Kimi zaman yabancı gazetelere yazılan makalelerle, kimi zaman da yabancı televizyonlara verilen demeçlerle uydurulan siyasi hikâyelere destek istendi.

***

Beklenen desteğe bir türlü ulaşılamayınca, Batı’nın ilgisini çekmek için farklı şeyler denendi.

Türkiye’ye karşıtlığında duyurulmasına aracı olan yabancı medya kuruluşları, medet umulan Batı’nın “sessiz kaldığını” dillendirmek amacıyla kullanıldı.

Bir yandan Türkiye’yi şikâyet ederken diğer yandan “Erdoğan’ın uluslararası toplumda Avrupa Birliği ülkelerinden hissetmesi gereken basıncın yüzde 10’unu bile hissettiğini ifade etsem yanlış olur” sözleriyle Batı’yı Batı’ya şikâyet etmek, Özgür Özel’in düştüğü en tuhaf durumdu. 

Yabancı devletlere karşı Türkiye aleyhtarlığı yapacak kadar fütursuzlaşan CHP’nin girdiği yolun çıkmaz sokak olduğunu fark ettiğini sananlar, ilk virajda yanıldıklarını anladı.

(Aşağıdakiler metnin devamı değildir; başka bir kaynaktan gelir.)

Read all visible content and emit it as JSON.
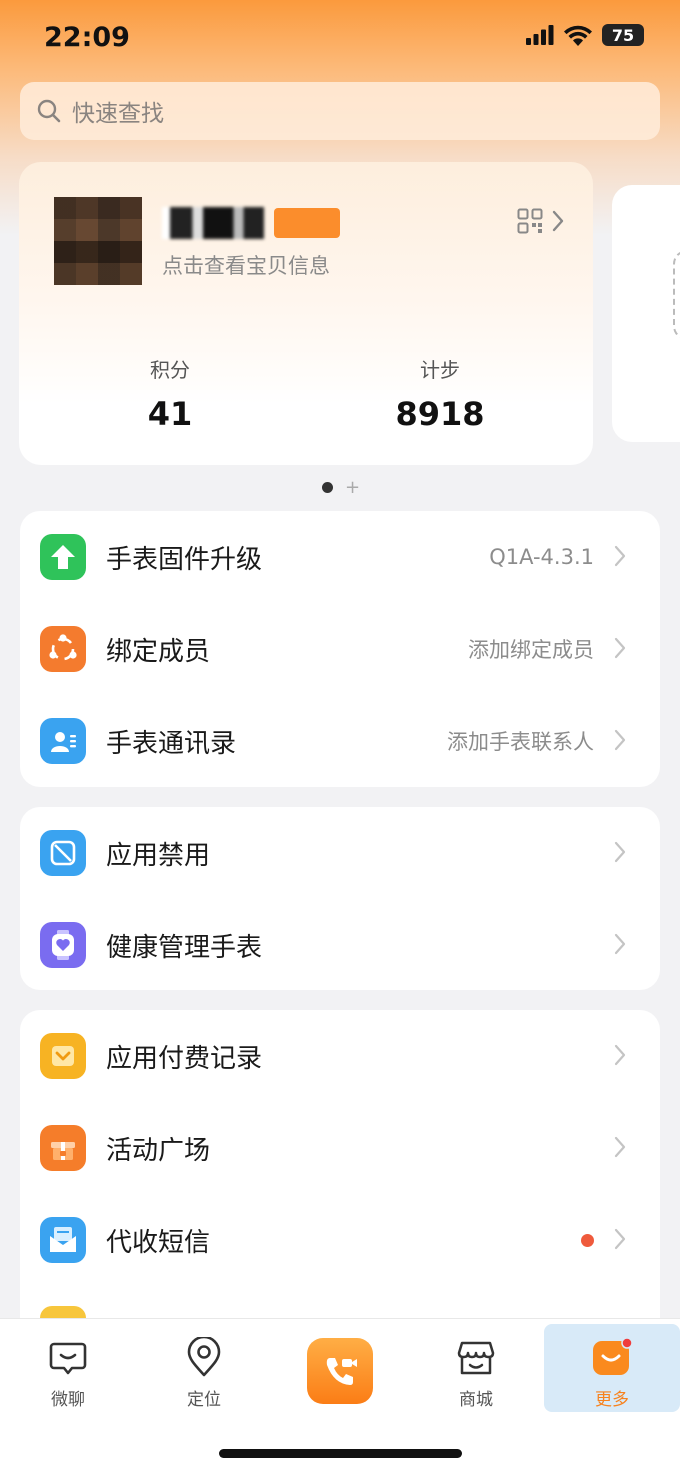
{
  "status_bar": {
    "time": "22:09",
    "battery": "75"
  },
  "search": {
    "placeholder": "快速查找"
  },
  "profile": {
    "subtitle": "点击查看宝贝信息",
    "stats": [
      {
        "label": "积分",
        "value": "41"
      },
      {
        "label": "计步",
        "value": "8918"
      }
    ]
  },
  "groups": [
    {
      "rows": [
        {
          "label": "手表固件升级",
          "value": "Q1A-4.3.1",
          "icon": "upgrade-arrow-icon",
          "color": "#2fc35a"
        },
        {
          "label": "绑定成员",
          "value": "添加绑定成员",
          "icon": "members-icon",
          "color": "#f47b2e"
        },
        {
          "label": "手表通讯录",
          "value": "添加手表联系人",
          "icon": "contacts-icon",
          "color": "#3aa3f0"
        }
      ]
    },
    {
      "rows": [
        {
          "label": "应用禁用",
          "value": "",
          "icon": "app-ban-icon",
          "color": "#3aa3f0"
        },
        {
          "label": "健康管理手表",
          "value": "",
          "icon": "health-watch-icon",
          "color": "#7a6cf0"
        }
      ]
    },
    {
      "rows": [
        {
          "label": "应用付费记录",
          "value": "",
          "icon": "paid-record-icon",
          "color": "#f7b323"
        },
        {
          "label": "活动广场",
          "value": "",
          "icon": "gift-icon",
          "color": "#f57d2a"
        },
        {
          "label": "代收短信",
          "value": "",
          "icon": "sms-icon",
          "color": "#3aa3f0",
          "badge_dot": true
        }
      ]
    }
  ],
  "tabbar": {
    "tabs": [
      {
        "label": "微聊",
        "icon": "chat-icon"
      },
      {
        "label": "定位",
        "icon": "location-icon"
      },
      {
        "label": "",
        "icon": "video-call-icon"
      },
      {
        "label": "商城",
        "icon": "shop-icon"
      },
      {
        "label": "更多",
        "icon": "more-icon",
        "active": true
      }
    ],
    "active_color": "#f7821e"
  }
}
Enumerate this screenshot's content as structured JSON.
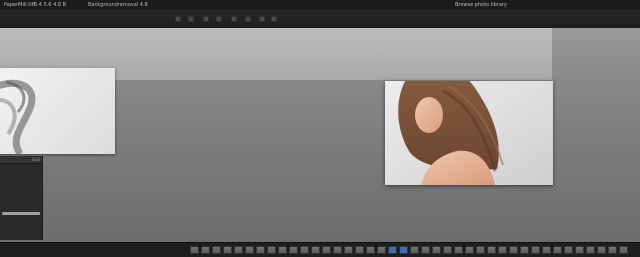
{
  "titlebar": {
    "left_text_1": "PaperMill.tiff",
    "left_text_2": "5.4 5.6 4.8 B",
    "center_text": "Backgroundremoval 4.8",
    "right_text": "Browse photo library"
  },
  "side_panel": {
    "header_label": "tool"
  },
  "toolbar_icons": [
    "tool-icon",
    "tool-icon",
    "tool-icon",
    "tool-icon",
    "tool-icon",
    "tool-icon",
    "tool-icon",
    "tool-icon"
  ],
  "dock_icons": [
    "app-icon",
    "app-icon",
    "app-icon",
    "app-icon",
    "app-icon",
    "app-icon",
    "app-icon",
    "app-icon",
    "app-icon",
    "app-icon",
    "app-icon",
    "app-icon",
    "app-icon",
    "app-icon",
    "app-icon",
    "app-icon",
    "app-icon",
    "app-icon",
    "app-icon",
    "app-icon",
    "app-icon",
    "app-icon",
    "app-icon",
    "app-icon",
    "app-icon",
    "app-icon",
    "app-icon",
    "app-icon",
    "app-icon",
    "app-icon",
    "app-icon",
    "app-icon",
    "app-icon",
    "app-icon",
    "app-icon",
    "app-icon",
    "app-icon",
    "app-icon",
    "app-icon",
    "app-icon"
  ],
  "colors": {
    "workspace": "#7c7c7c",
    "chrome": "#1e1e1e",
    "dock_accent": "#3b6fb0"
  }
}
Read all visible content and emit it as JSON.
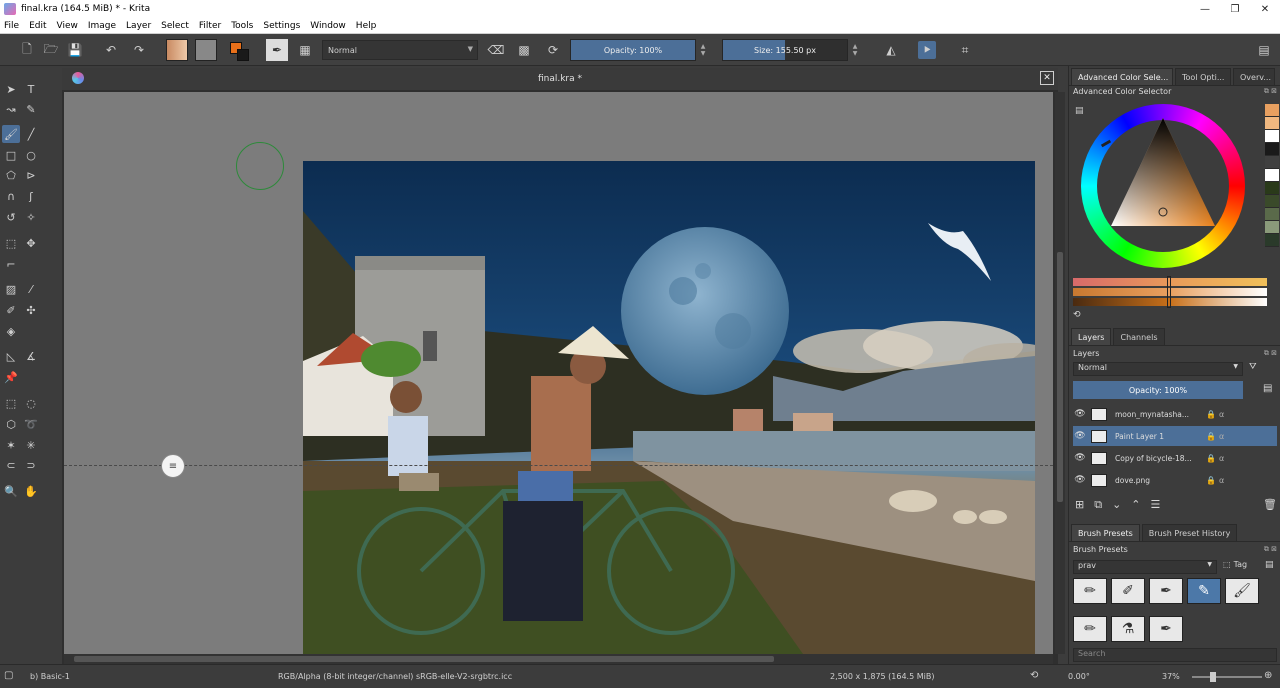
{
  "window": {
    "title": "final.kra (164.5 MiB)  * - Krita",
    "minimize": "—",
    "maximize": "❐",
    "close": "✕"
  },
  "menu": [
    "File",
    "Edit",
    "View",
    "Image",
    "Layer",
    "Select",
    "Filter",
    "Tools",
    "Settings",
    "Window",
    "Help"
  ],
  "toolbar": {
    "blend_mode": "Normal",
    "opacity_label": "Opacity: 100%",
    "opacity_value": 100,
    "size_label": "Size: 155.50 px",
    "size_fraction": 0.5,
    "colors": {
      "gradient_a": "#c88a62",
      "gradient_b": "#efc9a8",
      "pattern": "#888888",
      "fg": "#e8701a",
      "bg": "#1a1a1a"
    }
  },
  "document": {
    "tab_title": "final.kra *",
    "close": "✕"
  },
  "docker": {
    "top_tabs": [
      "Advanced Color Sele...",
      "Tool Opti...",
      "Overv..."
    ],
    "color_selector_title": "Advanced Color Selector",
    "palette": [
      "#e8a060",
      "#f0b880",
      "#ffffff",
      "#1a1a1a",
      "#404040",
      "#ffffff",
      "#2a3a1a",
      "#3a4a2a",
      "#5a6a4a",
      "#8a9a7a",
      "#2a3a2a"
    ],
    "layers_tabs": [
      "Layers",
      "Channels"
    ],
    "layers_title": "Layers",
    "layer_blend": "Normal",
    "layer_opacity_label": "Opacity:  100%",
    "layers": [
      {
        "name": "moon_mynatasha...",
        "selected": false
      },
      {
        "name": "Paint Layer 1",
        "selected": true
      },
      {
        "name": "Copy of bicycle-18...",
        "selected": false
      },
      {
        "name": "dove.png",
        "selected": false
      }
    ],
    "presets_tabs": [
      "Brush Presets",
      "Brush Preset History"
    ],
    "presets_title": "Brush Presets",
    "preset_filter": "prav",
    "tag_label": "Tag",
    "search_placeholder": "Search"
  },
  "status": {
    "brush": "b) Basic-1",
    "color_space": "RGB/Alpha (8-bit integer/channel)  sRGB-elle-V2-srgbtrc.icc",
    "dimensions": "2,500 x 1,875 (164.5 MiB)",
    "rotation": "0.00°",
    "zoom": "37%"
  }
}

Çünkü CHP’nin yabancı başkentlerden medet uman çizgiden dönmeye niyeti olmadığını bizzat Özgür Özel, Brüksel’den bildirdi.

***

Meselenin artık muhalefet etmek değil, muhalefet kisvesi altında ülkesine muhalefet eden bir zihniyetin sahnelenmesi olduğu anlaşıldı.

“Demokrasi” adı altında yapılan bu mitingde sergilenen sahneler, asıl amacın Türkiye’nin iç siyasetini Avrupa meydanlarına taşıyarak, içeride çözülemeyen hesapları dışarıdan destek arayışıyla kapatmaya çalışmaktan ibaret olduğunu gösterdi.

Bir zamanlar “Tam bağımsız Türkiye” sloganını ilke edinmiş bir partinin, bugün Brüksel sokaklarında ülkesini hedef alan isimlerle kol kola girmesi, yaşanan çürümenin en net fotoğrafı oldu.

Avrupa’dan alkış bekleyen bir siyaset anlayışının ne demokratik ne de milli bir yönü kaldı.

CHP’nin Brüksel hatırası, artık sadece muhalefetin değil, muhalefet ahlakının da iflas ettiğini tescilledi…

 

Yorumlar
Yorumlar yükleniyor...
Daha fazla yorum yükle...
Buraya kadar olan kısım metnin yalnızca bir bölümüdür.